鬼の眼は暗くても見えた。ナツは僕がどのように世界を見ているのか気になるみたいだが、僕は他の見方を知らない。比較出来ないので伝える事も出来ない。いっそ、彼にこの視界を渡せてしまったら良いのに。仕事で出ているナツが帰ってきた時に困るだろう暗さに、火を灯そうと書を閉じた。

 妖奇士は各地に居るが、ナツが居るのは一番大きな妖奇士が集まる村だ。妖奇士に依頼する者が寝泊まりしたり、応対する建物が村の入口にあって、次に薬や術を施す建物がある。妖奇士は各々得意不得意があって、対鬼の妖奇士が一番名が知られているが、呪術を施す者も医術を施す者も、知識を与える者も居る。村の中心部は極普通の村と同じで、外れの方にナツの館もある。村は広々としていて、収入が大きいからかどの家も大きい。今日のナツは村の一番奥の育成所で仕事。ナツもそこで術式を学んだらしい。ナツの仕事の殆どは教育で、あまり村の外に出掛けない。村を知っているのは知識としてだけで、自身の眼で見てはいない。僕が家を出る事をナツは嫌っていた。役に立たない仕鬼を見られたくないのだろう。

 灯りを点けて簾を上げて月明かりを取り込むと館の中は明るくなった。ナツにとってはこれでも薄暗いのだろうと思って、居ない事を寂しく思った。溜息を吐き掛けて、ビクリと庭を見た。誰か居る。
「誰だ、何処から入った」
硬い声に動けなくなる。口を開き掛け、再び閉じる。何を言えば良いのか解らなかった。近付いてきた男から逃れるように足が下がる。妖奇士なんだろう、身体が勝手に恐怖する。そういえばナツには恐怖しなかったな、と意識が逸れた間に男は一気に間合いを詰めていた。
「どうやって入り込んだか知らないが鬼だな、お前」
面を付けていない今は、眼と色の悪い肌だけしか外見からは解らない。この暗さで人間に解る筈も無く、やはり妖奇士だと解った。この村では殆どの者が面を付ける。鬼と眼を合わせない為に。瞳には沢山の情報が詰まっている。白い布に赤く常と描かれた面越しに鋭い視線を感じた。

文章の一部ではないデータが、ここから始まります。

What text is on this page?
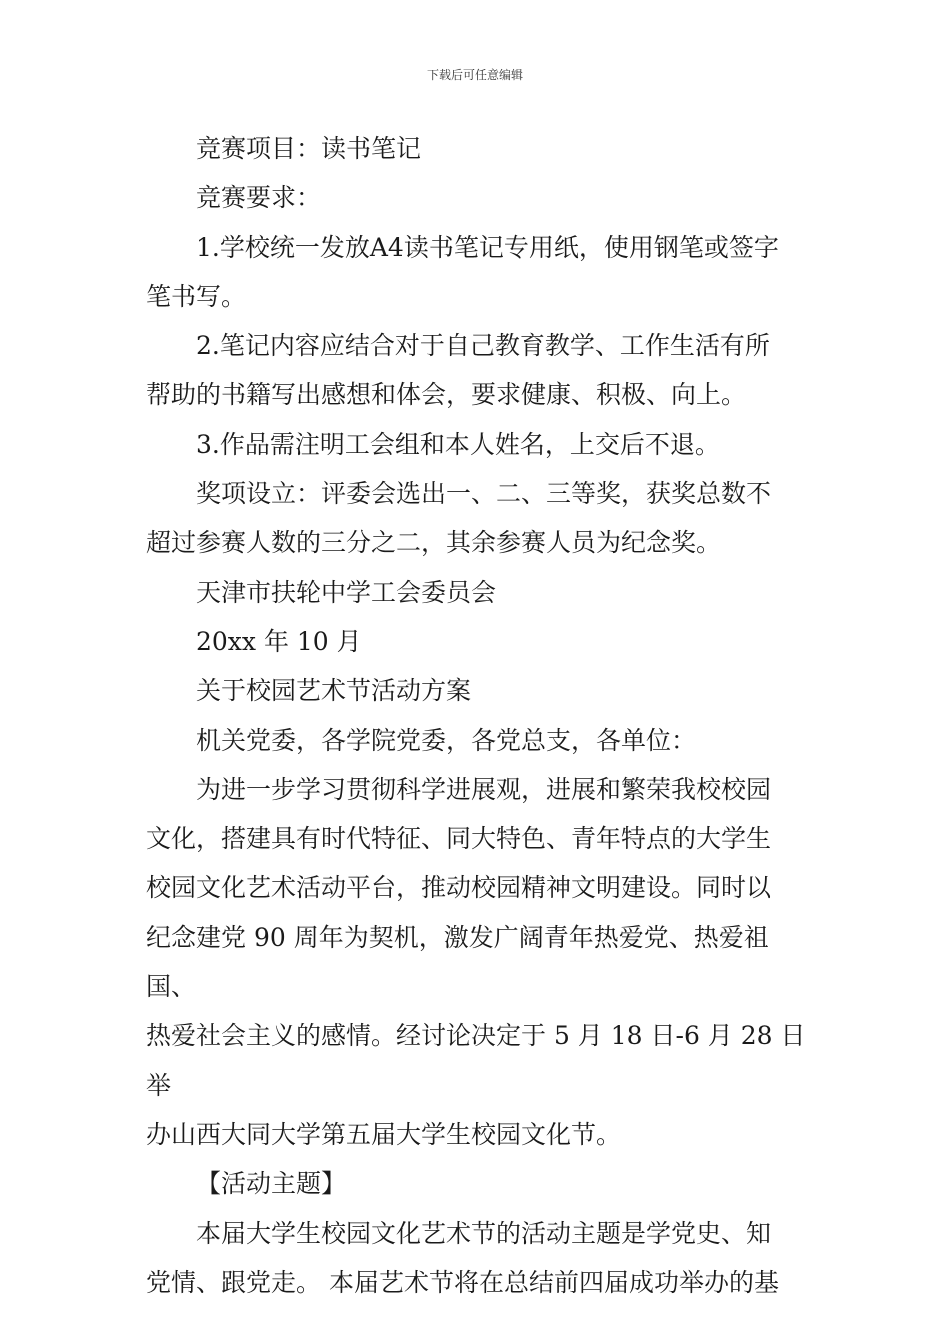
下载后可任意编辑

竞赛项目：读书笔记

竞赛要求：

1.学校统一发放A4读书笔记专用纸，使用钢笔或签字

笔书写。

2.笔记内容应结合对于自己教育教学、工作生活有所

帮助的书籍写出感想和体会，要求健康、积极、向上。

3.作品需注明工会组和本人姓名，上交后不退。

奖项设立：评委会选出一、二、三等奖，获奖总数不

超过参赛人数的三分之二，其余参赛人员为纪念奖。

天津市扶轮中学工会委员会

20xx 年 10 月

关于校园艺术节活动方案

机关党委，各学院党委，各党总支，各单位：

为进一步学习贯彻科学进展观，进展和繁荣我校校园

文化，搭建具有时代特征、同大特色、青年特点的大学生

校园文化艺术活动平台，推动校园精神文明建设。同时以

纪念建党 90 周年为契机，激发广阔青年热爱党、热爱祖国、

热爱社会主义的感情。经讨论决定于 5 月 18 日-6 月 28 日举

办山西大同大学第五届大学生校园文化节。

【活动主题】

本届大学生校园文化艺术节的活动主题是学党史、知

党情、跟党走。 本届艺术节将在总结前四届成功举办的基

 不意に静止の声が聞こえて、視線を移動させれば面を半分ずらしたナツが盛大に溜息を吐いていた。わざとらしく下駄の音を響かせて庭を横切って男の前へ立つ。ナツ、と呼ぼうとすれば振り返って唇に人差し指を当てた。拘束力など無い筈のそれだけで、僕は何も言えなくなってしまう。

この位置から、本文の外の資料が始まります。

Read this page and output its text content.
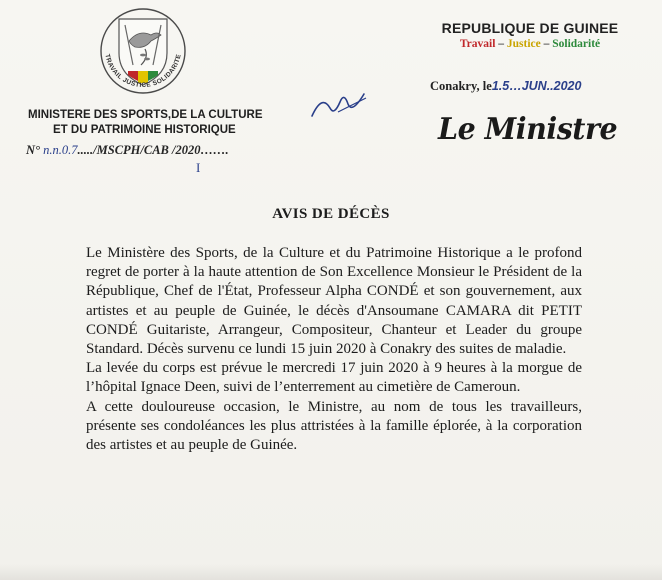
TRAVAIL JUSTICE SOLIDARITE
MINISTERE DES SPORTS,DE LA CULTURE
ET DU PATRIMOINE HISTORIQUE
N° n.n.0.7...../MSCPH/CAB /2020…….
I
REPUBLIQUE DE GUINEE
Travail – Justice – Solidarité
Conakry, le1.5…JUN..2020
Le Ministre
AVIS DE DÉCÈS

Le Ministère des Sports, de la Culture et du Patrimoine Historique a le profond regret de porter à la haute attention de Son Excellence Monsieur le Président de la République, Chef de l'État, Professeur Alpha CONDÉ et son gouvernement, aux artistes et au peuple de Guinée, le décès d'Ansoumane CAMARA dit PETIT CONDÉ Guitariste, Arrangeur, Compositeur, Chanteur et Leader du groupe Standard. Décès survenu ce lundi 15 juin 2020 à Conakry des suites de maladie.

La levée du corps est prévue le mercredi 17 juin 2020 à 9 heures à la morgue de l’hôpital Ignace Deen, suivi de l’enterrement au cimetière de Cameroun.

A cette douloureuse occasion, le Ministre, au nom de tous les travailleurs, présente ses condoléances les plus attristées à la famille éplorée, à la corporation des artistes et au peuple de Guinée.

「やあ、ツネ。人の家を訪ねるには遅い時間じゃないか?」
「アレはお前のか、イクノ」
咎めるような声に思わずナツの背を見る。きっと、僕が悪い。僕が面をしていないから、僕が居るから。
「そう。綺麗だから思わず飼っちゃった。ツネに兎角言われる筋合いは無い」
ナツは男の言葉を無視して縁側から上がり込む。そして僕の視界を奪うように手を置かれ、不安で縋り付くと頭を撫でられた。
「いい子。そのまま黙っておいで」
何時も通りの柔らかい声に手から力が抜けた。
 手を離しても瞼を閉じたまま、身を委ねる静雅が愛おしくて髪を梳く。
「で、ツネは何の用で来たんだよ」
「依頼者が来てる。明日面会だって連絡。それから、」
視線が静雅へ行った。
「最近、外の仕事に一人で行かないって噂を聞いたから。やっと仕鬼を飼う気になったんだと思って」
「確かに彼は俺の仕鬼だけど、ツネの仕鬼とは違う。仕事内容を変えるつもりもない。明日面会あるなら、もう休みたいんだけど」
暫く睨み合い、結局ツネは帰っていった。
 気配が遠くなって、静雅が着物をくんと引いた。
「もう良いよ。怖がらせたな」
ゆっくり開いた瞼が何度か瞬く。真っ直ぐ見上げるのが可愛くて、手を引いて奥へ連れ込んだ。読んでいただろう書が床にあって、途中で館に灯りを入れる為に立ったんだなと思うと心が暖かくなる。自分は必要ないし、出来ないのに料理をしようと頑張るのも愛らしい。座らせて、向かいに座る。膝が少し離れたこの距離で向かい合わせに座る時は、ちゃんと話をしたい時だと彼ももう解っていた。
「彼は俺の幼馴染というか、悪友。昔、一緒に学んでいた。悪いヤツではないんだけどな、妖奇士としても強い」
お互いの得意不得意が被らず、大きな事をしようとするとお互いを必要とした。俺は術式が得意だが、彼は不得意で仕鬼を操る方が得意だ。今では術式を教えたり、それで呪いの実行や解除を仕事にしている俺に対し、彼は鬼を狩る仕事をしている。元々術式に興味があってこの村に入った俺に対して、彼は鬼を憎んでいる。まあ、そうあるべきなんだろう。
「多少意地悪な事を言うかもしれないけど、理由無く他人の仕鬼に手を出す程道理が無いヤツじゃないから」
少し過激なところもあるが、常識的なヤツだ。だから、常識から外れた静雅に対してどう出るか。既に酷く警戒している様だった。
「もし来たら此処に上げて茶でも出して、奥に引っ込んで」
奥の部屋は結界が張ってあり、出入りは自由だが中の様子を外から知る事は出来ない。良いのかと問う静雅の手を撫でる。
「別に饗すような相手じゃない。それより静雅を独り占めしたい。駄目?」
ふるりと首を横に振って、静雅は顔を上げた。撫でていた手が逆に縋るように掴まれて、思わず笑みが浮かぶ。掴まれた手を引けば、大人しく正座を崩して身体を預けてくる。顎を撫でて上を向かせた。
[ナツだけが良い]
可哀相な静雅、群れに憧れているのに俺に捕まって。誘うように瞼を閉じた静雅の額に唇を押し付ける。顔を上げれば少し寂しそうな瞳で見詰められて苦笑した。静雅は牙で傷付ける事を恐れているのに接吻が好き。首に腕が回って顔が近付く。そうやってもっと求める事を覚えてくれれば良い。軽く口付けて、離れると追い掛けられて接吻した。